Le 20 juillet 1799, Silvester et Gideon Tiffany publièrent à Newark le premier numéro de la Canada Constellation (qui deviendra la Canadian Constellation). Ils le dédicacèrent à ceux-là seuls qui étaient « sans préjugés [...] et, parmi eux, à [leurs] clients qui aim[aient] et encourage[aient] les connaissances utiles [...], qui ne désir[aient] pas voir l’homme rabaissé, mais au niveau où il [devait] être, avec des possibilités accrues et des dispositions plus grandes à servir Dieu, son roi et son pays. C’[était] une vérité depuis longtemps reconnue que personne n’a[vait] plus d’influence sur l’esprit et le comportement des hommes que les imprimeurs. » Les marchands de Niagara n’étaient pas aussi hostiles que les fonctionnaires d’York aux prétendus appuis politiques des Tiffany envers les Américains. Le 4 août, « désireux d’encourager une entreprise qui [... pourrait] être utile », Hamilton informait John Askin père qu’il était abonné à la Canada Constellation, et il l’encourageait à obtenir, pour le journal, le soutien de ses voisins. Mais les tendances politiques supposées des Tiffany, de même que leur attitude générale, continuaient d’irriter le gouvernement. Plus tôt cette année-là, Gideon Tiffany avait été assez imprudent pour ajouter des lignes de son cru à l’hymne royal, lors d’une réunion sociale : « Dieu sauve l’Amérique et nous préserve des pouvoirs despotiques. » En avril 1799, le procureur général John White* informait Russell que Silvester Tiffany avait affirmé des choses au sujet du Conseil exécutif, en particulier que l’administrateur « avait fait payer au public les dépenses engagées pour l’annonce [de la mise en vente] d’une jeune fille noire ». White insista pour dire qu’on « ne pourrait être trop tôt débarrassé » de Tiffany et de ses frères. Pour les imprimeurs de cette époque, il était presque essentiel d’avoir l’appui du gouvernement, et il ne restait à Silvester Tiffany que peu d’amis dans les cercles officiels.

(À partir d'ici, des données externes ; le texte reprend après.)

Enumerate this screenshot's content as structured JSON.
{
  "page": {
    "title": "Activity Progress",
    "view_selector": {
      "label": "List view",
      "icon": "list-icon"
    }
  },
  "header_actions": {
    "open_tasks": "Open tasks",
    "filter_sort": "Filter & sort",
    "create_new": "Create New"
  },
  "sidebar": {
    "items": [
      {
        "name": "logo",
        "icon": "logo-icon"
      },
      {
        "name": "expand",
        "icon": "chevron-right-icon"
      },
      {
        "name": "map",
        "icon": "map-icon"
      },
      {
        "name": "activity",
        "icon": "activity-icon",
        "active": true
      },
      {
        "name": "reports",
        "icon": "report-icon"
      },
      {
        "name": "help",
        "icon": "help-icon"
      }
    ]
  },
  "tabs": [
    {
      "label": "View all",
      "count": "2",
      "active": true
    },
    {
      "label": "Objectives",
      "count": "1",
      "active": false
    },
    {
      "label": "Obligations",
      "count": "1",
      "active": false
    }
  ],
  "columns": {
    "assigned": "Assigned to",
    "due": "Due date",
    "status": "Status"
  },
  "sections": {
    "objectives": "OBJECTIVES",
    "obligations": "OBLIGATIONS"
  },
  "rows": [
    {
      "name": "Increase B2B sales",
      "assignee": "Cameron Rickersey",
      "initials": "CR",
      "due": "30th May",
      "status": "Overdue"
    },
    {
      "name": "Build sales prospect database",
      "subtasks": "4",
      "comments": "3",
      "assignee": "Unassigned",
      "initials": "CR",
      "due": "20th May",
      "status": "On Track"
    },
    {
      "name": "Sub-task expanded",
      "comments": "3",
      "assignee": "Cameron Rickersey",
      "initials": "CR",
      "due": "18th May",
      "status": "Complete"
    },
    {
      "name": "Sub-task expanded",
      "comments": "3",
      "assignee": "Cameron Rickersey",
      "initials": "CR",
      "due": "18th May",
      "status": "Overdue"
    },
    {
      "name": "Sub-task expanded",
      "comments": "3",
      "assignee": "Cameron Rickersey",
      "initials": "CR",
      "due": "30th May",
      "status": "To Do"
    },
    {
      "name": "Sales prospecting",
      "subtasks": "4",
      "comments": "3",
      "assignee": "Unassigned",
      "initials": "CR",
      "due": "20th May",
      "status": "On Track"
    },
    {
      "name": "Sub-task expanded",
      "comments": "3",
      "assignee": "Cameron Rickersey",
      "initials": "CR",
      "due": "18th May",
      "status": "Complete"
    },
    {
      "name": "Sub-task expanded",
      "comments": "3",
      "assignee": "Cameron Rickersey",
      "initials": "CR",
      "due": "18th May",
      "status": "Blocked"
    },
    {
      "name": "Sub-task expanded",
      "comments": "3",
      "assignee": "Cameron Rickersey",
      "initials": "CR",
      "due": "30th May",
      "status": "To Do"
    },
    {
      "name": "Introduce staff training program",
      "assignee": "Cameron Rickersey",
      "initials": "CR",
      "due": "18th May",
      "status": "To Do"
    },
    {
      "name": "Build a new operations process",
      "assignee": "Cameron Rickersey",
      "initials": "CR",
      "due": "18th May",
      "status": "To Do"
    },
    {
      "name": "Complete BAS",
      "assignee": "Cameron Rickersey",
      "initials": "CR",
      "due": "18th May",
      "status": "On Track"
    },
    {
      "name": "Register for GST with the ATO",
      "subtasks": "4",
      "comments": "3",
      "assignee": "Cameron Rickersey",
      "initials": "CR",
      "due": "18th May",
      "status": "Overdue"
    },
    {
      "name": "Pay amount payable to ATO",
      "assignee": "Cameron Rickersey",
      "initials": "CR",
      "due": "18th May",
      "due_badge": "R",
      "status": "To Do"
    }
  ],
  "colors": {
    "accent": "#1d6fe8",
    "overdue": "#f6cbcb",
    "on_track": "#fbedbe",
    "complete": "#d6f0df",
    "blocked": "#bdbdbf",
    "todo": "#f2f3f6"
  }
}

Tiffany se prévalut de son affiliation maçonnique avec le secrétaire provincial William Jarvis, pour le supplier de les « aider », lui et ses frères. Le 11 janvier 1800, il quitta le journal, qui cessa de paraître au mois de juillet suivant. À un moment donné, au cours de cette année-là, Tiffany devint maître de poste.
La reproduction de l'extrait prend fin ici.